El día siguiente amaneció brillante y azul, tan perfecto como podía desearse en octubre. Skye pasó la mañana vigilando los trabajos de la casa y viendo cómo se adaptaba el personal que estaba empezando a entender las cosas con claridad; después estuvo charlando un rato con Robert Small sobre la idea de fundar una nueva compañía de comercio.
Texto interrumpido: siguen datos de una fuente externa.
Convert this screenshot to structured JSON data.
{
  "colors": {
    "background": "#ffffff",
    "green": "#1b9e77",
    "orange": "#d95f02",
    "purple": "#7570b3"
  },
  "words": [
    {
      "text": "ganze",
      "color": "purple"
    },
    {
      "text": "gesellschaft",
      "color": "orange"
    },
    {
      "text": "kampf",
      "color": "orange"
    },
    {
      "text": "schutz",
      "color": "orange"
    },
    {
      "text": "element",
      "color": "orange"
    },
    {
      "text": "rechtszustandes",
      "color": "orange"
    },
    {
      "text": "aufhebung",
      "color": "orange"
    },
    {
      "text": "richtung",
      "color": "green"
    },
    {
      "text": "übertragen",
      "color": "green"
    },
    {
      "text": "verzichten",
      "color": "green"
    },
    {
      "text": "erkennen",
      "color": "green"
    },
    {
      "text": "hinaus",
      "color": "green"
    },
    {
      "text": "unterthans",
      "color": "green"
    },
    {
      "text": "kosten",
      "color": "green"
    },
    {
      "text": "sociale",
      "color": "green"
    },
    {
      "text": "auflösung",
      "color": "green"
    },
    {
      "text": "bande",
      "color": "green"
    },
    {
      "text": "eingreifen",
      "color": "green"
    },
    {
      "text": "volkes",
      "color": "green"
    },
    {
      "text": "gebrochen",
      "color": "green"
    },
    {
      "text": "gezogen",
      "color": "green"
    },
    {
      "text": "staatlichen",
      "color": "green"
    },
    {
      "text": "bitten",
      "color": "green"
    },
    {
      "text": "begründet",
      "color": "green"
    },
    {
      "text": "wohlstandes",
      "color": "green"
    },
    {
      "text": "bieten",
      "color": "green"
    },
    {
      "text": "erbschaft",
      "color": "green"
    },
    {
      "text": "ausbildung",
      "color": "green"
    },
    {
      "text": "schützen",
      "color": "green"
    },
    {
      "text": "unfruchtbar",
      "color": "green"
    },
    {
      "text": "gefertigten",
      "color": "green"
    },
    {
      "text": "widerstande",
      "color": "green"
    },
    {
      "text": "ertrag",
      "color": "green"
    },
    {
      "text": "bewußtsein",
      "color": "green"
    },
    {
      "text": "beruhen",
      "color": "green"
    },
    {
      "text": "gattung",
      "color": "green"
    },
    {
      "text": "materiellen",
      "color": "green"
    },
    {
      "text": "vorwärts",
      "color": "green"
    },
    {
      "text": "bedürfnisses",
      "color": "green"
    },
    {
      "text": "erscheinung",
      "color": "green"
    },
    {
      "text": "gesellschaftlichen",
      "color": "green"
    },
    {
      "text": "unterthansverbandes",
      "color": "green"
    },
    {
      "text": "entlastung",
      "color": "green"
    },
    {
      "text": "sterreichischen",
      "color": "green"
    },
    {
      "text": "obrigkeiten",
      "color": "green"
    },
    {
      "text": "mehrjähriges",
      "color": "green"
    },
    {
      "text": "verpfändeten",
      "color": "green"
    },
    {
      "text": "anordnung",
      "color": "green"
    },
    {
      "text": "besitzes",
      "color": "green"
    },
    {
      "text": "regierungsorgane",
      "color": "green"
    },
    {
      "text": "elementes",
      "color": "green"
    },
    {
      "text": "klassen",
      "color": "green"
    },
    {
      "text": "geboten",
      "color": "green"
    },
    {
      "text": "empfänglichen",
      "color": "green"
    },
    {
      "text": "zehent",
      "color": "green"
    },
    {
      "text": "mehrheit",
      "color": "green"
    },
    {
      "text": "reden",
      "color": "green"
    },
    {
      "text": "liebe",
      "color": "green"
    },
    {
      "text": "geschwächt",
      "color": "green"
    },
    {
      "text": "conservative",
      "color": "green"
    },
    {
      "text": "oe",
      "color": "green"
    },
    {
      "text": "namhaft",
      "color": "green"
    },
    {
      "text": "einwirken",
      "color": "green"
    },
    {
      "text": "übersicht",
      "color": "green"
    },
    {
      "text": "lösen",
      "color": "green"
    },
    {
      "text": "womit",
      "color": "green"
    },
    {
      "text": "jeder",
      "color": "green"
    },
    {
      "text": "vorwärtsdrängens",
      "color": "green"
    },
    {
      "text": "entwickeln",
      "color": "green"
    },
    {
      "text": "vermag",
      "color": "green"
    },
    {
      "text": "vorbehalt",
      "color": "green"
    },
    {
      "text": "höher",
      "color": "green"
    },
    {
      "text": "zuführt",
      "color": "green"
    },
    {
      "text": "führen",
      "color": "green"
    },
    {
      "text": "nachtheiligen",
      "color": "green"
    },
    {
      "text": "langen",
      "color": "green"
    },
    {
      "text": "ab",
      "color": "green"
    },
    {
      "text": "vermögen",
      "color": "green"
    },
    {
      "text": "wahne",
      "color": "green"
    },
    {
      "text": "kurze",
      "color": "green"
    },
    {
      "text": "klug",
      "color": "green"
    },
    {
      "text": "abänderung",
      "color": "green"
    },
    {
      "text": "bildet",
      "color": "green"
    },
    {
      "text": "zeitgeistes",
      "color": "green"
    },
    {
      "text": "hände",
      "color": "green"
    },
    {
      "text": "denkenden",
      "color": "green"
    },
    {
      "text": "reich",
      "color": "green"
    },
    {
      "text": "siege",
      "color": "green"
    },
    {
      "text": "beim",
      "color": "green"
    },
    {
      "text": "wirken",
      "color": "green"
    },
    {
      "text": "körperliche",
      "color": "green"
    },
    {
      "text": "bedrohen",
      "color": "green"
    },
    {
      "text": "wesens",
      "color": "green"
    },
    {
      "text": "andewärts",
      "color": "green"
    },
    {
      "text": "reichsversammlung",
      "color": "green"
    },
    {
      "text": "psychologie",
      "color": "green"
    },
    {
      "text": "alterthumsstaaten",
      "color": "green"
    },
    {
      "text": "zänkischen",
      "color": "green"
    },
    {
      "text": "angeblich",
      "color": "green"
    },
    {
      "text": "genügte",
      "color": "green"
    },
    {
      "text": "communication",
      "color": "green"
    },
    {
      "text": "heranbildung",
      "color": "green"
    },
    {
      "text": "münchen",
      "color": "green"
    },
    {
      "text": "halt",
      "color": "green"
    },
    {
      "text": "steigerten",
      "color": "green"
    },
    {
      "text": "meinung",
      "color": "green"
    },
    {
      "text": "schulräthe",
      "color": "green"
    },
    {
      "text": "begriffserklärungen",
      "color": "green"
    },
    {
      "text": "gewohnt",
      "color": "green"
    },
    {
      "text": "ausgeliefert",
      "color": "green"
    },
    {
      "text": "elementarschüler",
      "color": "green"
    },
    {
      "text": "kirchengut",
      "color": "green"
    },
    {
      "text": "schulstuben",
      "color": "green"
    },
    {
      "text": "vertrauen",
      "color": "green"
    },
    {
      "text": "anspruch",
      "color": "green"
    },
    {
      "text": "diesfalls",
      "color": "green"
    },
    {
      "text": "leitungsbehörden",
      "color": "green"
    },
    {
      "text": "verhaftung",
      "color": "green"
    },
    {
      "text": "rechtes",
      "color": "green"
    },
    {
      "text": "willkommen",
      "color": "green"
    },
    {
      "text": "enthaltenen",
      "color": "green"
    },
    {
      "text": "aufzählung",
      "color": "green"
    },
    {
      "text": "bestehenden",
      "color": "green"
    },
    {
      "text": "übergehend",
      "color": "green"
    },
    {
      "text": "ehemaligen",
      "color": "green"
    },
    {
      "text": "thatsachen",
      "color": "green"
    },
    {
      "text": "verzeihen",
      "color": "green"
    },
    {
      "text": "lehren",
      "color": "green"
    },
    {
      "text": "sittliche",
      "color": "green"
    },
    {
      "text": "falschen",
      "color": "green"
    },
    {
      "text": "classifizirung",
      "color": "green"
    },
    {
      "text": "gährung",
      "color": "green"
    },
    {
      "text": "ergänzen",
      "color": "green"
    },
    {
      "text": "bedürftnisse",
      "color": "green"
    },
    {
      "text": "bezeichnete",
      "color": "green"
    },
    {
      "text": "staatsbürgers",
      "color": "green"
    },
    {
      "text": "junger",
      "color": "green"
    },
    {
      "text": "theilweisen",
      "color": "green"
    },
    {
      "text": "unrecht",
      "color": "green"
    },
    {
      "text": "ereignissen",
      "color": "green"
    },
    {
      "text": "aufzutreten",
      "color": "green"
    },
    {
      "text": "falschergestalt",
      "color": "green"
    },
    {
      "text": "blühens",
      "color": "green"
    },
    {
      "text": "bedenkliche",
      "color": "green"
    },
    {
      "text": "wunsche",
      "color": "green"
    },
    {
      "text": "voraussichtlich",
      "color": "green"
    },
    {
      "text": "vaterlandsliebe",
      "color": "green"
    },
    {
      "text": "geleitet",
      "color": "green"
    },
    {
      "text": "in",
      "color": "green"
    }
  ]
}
Más tarde, cogió la cesta y las tijeras y se escapó al parque.

El jardinero y sus ayudantes habían hecho milagros en pocas semanas. Ya no había yerbajos ni ramas secas. Se habían descubierto caminitos de polvo de ladrillo entre la maleza y había estanques y rosales que antes no se veían. La poda había producido muchos pimpollos nuevos y Skye se dedicó a cortarlos.

– ¡Maldita sea! -gritó de pronto cuando una espina se le clavó en un dedo. Se lo metió en la boca para aliviar el dolor.